Suasana sidang praperadilan yang diajukan oleh Heruwanto Joni di Pengadilan Negeri Jakarta Utara berubah panas. Perdebatan sengit saksi ahli, Asisten Prof. Dr. Yongki Fernando, S.H., M.H., dari Universitas 17 Agustus, membuat jalannya sidang penuh ketegangan.
Ketegangan memuncak ketika Dr. Yongki Fernando menjelaskan bahwa kasus ini seharusnya tetap berada di ranah perdata, bukan pidana.
“Perdata tidak bisa begitu saja ditarik ke pidana tanpa memenuhi unsur-unsur formil dan materiil. Jika tidak ada niat jahat dan kesengajaan, bagaimana mungkin ini bisa masuk pidana,” ucap Dr. Yongki.
Hakim berulang kali menyela dan menekankan bahwa aturan dalam persidangan harus tetap diikuti.
Saksi lain, HA, yang merupakan mantan kuasa hukum Heruwanto Joni juga mempertanyakan perubahan jalur hukum dalam kasus ini. “Saya sudah menyerahkan semua bukti yang menunjukkan adanya hubungan keperdataan. Tapi kenapa tiba-tiba berubah jadi kasus pidana,” ujarnya.
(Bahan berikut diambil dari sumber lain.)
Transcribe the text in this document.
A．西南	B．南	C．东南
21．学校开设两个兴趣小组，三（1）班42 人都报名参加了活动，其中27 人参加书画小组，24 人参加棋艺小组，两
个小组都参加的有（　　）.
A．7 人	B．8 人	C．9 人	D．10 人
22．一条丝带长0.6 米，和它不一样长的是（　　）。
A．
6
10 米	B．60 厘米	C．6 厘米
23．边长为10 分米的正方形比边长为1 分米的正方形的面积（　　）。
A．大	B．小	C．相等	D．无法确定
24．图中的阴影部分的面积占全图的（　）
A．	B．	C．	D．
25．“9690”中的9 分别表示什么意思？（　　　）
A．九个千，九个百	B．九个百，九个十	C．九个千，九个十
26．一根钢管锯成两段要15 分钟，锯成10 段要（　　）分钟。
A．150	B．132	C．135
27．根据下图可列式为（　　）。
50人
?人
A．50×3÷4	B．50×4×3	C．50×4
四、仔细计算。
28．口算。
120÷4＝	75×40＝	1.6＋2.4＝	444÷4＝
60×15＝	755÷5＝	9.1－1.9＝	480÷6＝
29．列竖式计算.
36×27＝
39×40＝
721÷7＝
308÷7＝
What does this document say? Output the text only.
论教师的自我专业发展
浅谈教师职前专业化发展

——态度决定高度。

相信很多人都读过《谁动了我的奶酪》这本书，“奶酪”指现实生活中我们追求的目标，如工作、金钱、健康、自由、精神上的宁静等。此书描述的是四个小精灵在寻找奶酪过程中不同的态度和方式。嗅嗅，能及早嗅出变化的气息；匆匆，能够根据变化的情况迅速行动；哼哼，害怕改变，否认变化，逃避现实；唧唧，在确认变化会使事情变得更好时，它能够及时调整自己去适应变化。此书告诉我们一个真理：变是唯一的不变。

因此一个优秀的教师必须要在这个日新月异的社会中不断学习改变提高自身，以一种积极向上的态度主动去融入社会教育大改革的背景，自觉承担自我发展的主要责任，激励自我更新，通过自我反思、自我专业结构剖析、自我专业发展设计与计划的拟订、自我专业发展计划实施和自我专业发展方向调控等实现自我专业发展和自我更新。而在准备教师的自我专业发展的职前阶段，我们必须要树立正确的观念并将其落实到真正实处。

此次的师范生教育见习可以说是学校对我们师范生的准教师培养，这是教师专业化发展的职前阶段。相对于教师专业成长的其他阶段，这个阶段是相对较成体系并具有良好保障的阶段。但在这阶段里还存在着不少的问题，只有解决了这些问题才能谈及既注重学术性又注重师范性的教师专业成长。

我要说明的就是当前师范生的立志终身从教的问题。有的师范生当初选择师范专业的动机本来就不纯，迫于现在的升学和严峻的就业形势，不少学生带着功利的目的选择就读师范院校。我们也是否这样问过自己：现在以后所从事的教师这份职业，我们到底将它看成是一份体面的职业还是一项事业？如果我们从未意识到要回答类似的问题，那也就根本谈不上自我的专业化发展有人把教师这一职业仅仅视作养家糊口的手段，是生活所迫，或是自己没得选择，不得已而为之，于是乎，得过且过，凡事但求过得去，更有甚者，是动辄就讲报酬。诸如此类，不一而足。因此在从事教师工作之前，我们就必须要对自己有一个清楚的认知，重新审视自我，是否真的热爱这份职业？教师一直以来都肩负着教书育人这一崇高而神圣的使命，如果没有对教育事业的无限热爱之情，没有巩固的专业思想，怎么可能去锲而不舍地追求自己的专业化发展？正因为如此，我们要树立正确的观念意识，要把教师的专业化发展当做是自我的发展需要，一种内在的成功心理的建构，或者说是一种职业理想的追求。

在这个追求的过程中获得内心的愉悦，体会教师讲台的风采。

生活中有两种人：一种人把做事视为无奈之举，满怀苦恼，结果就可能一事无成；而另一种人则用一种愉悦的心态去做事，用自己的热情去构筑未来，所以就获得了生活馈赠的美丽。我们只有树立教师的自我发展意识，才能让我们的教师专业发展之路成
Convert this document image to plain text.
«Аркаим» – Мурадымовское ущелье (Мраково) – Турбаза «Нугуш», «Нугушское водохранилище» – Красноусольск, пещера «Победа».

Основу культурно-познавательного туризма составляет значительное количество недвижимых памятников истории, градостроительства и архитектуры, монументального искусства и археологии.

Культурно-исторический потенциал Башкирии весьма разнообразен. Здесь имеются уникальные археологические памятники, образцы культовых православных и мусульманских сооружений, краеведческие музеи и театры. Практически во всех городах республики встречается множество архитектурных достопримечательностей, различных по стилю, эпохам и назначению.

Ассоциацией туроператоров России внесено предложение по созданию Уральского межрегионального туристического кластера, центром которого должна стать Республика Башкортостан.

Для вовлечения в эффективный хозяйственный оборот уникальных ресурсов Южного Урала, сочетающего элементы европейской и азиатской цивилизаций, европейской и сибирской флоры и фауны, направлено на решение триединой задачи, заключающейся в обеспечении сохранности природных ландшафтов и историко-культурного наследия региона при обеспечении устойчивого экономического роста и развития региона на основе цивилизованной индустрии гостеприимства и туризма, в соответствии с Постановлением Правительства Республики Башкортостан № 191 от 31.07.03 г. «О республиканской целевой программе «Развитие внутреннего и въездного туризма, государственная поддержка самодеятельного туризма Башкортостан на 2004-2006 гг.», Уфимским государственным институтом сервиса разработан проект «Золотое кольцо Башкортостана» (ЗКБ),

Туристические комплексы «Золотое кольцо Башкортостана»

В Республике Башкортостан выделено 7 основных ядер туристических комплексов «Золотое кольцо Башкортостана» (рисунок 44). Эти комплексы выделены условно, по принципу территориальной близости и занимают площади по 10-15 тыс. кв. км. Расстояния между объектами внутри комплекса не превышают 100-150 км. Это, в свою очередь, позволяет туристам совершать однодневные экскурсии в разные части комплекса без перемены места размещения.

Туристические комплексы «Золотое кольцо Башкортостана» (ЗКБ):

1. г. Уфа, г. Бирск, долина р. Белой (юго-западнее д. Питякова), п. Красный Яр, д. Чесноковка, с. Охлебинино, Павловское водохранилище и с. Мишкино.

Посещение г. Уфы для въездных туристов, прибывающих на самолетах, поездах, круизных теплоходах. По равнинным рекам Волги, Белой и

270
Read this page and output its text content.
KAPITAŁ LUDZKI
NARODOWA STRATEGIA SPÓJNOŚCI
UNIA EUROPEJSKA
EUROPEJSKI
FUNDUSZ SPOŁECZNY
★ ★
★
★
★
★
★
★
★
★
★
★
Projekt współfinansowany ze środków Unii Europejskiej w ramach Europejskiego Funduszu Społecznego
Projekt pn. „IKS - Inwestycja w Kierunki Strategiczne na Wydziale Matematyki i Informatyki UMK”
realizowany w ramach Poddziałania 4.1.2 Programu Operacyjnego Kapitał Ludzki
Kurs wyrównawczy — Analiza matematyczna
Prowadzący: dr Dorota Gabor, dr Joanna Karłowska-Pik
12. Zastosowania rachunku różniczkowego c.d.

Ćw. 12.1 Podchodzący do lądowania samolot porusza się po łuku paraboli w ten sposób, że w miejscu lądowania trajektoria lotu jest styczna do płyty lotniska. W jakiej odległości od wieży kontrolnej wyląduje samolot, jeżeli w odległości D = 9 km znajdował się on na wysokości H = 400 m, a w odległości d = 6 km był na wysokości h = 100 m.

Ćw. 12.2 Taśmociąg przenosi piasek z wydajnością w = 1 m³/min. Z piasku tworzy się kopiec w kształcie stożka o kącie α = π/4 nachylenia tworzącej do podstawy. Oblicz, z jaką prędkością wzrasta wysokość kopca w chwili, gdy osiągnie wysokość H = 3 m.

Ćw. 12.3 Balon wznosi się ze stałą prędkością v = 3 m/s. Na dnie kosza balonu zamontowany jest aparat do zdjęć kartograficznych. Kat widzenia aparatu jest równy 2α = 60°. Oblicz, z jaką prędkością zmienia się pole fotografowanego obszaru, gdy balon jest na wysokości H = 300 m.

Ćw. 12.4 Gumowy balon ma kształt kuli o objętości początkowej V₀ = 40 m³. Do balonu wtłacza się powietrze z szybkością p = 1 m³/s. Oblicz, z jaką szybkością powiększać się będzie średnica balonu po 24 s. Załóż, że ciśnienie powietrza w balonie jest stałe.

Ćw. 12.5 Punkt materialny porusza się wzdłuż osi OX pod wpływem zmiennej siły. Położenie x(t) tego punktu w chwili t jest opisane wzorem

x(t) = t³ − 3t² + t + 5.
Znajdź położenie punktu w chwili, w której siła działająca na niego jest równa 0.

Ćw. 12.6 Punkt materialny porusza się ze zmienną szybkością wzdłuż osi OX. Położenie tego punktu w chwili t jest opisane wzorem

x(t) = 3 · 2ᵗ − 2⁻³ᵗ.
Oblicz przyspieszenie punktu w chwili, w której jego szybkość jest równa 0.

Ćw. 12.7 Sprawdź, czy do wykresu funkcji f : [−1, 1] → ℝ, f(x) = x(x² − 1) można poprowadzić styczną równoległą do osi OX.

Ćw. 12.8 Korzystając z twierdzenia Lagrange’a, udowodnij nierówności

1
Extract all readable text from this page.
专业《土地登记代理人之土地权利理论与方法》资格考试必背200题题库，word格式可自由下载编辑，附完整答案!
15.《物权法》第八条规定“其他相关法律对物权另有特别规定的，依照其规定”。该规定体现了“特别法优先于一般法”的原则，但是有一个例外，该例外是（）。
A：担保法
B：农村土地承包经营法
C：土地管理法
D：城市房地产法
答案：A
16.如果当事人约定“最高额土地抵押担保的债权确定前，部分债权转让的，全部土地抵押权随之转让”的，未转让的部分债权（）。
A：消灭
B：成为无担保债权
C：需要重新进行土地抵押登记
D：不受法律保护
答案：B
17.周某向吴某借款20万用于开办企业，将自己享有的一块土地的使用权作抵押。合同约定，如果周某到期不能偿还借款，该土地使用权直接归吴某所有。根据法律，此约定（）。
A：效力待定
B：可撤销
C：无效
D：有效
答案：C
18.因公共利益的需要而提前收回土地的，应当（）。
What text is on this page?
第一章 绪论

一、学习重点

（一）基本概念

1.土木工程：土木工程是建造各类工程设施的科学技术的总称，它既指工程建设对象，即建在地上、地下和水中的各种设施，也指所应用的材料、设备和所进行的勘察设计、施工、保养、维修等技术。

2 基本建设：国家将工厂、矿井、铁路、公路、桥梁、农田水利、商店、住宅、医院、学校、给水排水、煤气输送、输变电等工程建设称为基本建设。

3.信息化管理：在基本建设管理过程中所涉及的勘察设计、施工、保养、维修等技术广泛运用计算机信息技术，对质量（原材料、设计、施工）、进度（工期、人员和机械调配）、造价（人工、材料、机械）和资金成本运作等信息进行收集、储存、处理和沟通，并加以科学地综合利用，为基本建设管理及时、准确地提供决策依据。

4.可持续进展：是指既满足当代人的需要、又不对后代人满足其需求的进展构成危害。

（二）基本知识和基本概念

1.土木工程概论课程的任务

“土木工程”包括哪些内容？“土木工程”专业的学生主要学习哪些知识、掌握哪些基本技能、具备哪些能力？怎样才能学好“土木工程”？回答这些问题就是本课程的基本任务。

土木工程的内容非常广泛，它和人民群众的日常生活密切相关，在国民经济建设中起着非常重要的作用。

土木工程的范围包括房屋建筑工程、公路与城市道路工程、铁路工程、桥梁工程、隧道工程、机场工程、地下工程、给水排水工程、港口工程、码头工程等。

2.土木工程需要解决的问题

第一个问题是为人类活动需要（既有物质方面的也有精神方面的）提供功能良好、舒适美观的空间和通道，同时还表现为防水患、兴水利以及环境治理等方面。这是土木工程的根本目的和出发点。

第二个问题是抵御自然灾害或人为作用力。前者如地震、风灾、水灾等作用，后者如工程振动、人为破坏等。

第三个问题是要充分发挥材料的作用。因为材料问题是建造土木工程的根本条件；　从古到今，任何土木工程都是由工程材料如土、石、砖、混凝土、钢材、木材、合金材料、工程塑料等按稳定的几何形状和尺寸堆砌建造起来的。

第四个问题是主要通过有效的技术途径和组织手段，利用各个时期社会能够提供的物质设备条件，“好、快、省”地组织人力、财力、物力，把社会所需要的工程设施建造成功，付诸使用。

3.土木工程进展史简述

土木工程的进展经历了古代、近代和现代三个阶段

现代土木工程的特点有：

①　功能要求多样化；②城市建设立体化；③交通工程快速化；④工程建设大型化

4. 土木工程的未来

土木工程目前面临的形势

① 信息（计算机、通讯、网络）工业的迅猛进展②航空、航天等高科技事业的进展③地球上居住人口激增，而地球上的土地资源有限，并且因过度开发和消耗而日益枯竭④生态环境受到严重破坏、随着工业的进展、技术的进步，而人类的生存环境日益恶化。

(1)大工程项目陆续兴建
“Perdata itu tidak bisa ditarik seenaknya ke pidana kalau tidak memenuhi unsur-unsurnya. Bagaimana ini bisa terjadi? Jika unsur wanprestasi dalam perdata tidak ada unsur kesengajaan dan niat jahat, maka ini seharusnya tidak masuk pidana,” tandas Dr. Yongki dengan nada geram setelah keluar dari ruang sidang.
Selain itu, mantan kuasa hukum Heruwanto Joni, HA, yang juga hadir sebagai saksi mengaku bingung dengan jalannya kasus ini. “Saya sudah menyerahkan semua bukti terkait perkara ini, termasuk perjanjian yang membuktikan adanya hubungan keperdataan. Tapi kenapa bisa berubah dari perdata menjadi pidana? Seharusnya kasus ini diproses di pengadilan perdata, bukan pidana,” katanya kepada awak media.
Sidang praperadilan ini menjadi perhatian publik karena perdebatan yang terjadi antara hakim dan saksi ahli. Hingga sidang berakhir, hakim meminta penasihat hukum untuk segera melengkapi dokumen yang masih kurang, termasuk dokumen-dokumen pembanding yang dianggap relevan oleh pengadilan. Perkembangan selanjutnya dari kasus ini masih dinantikan banyak pihak, dalam sidang berikutnya pada 21 Februari 2025.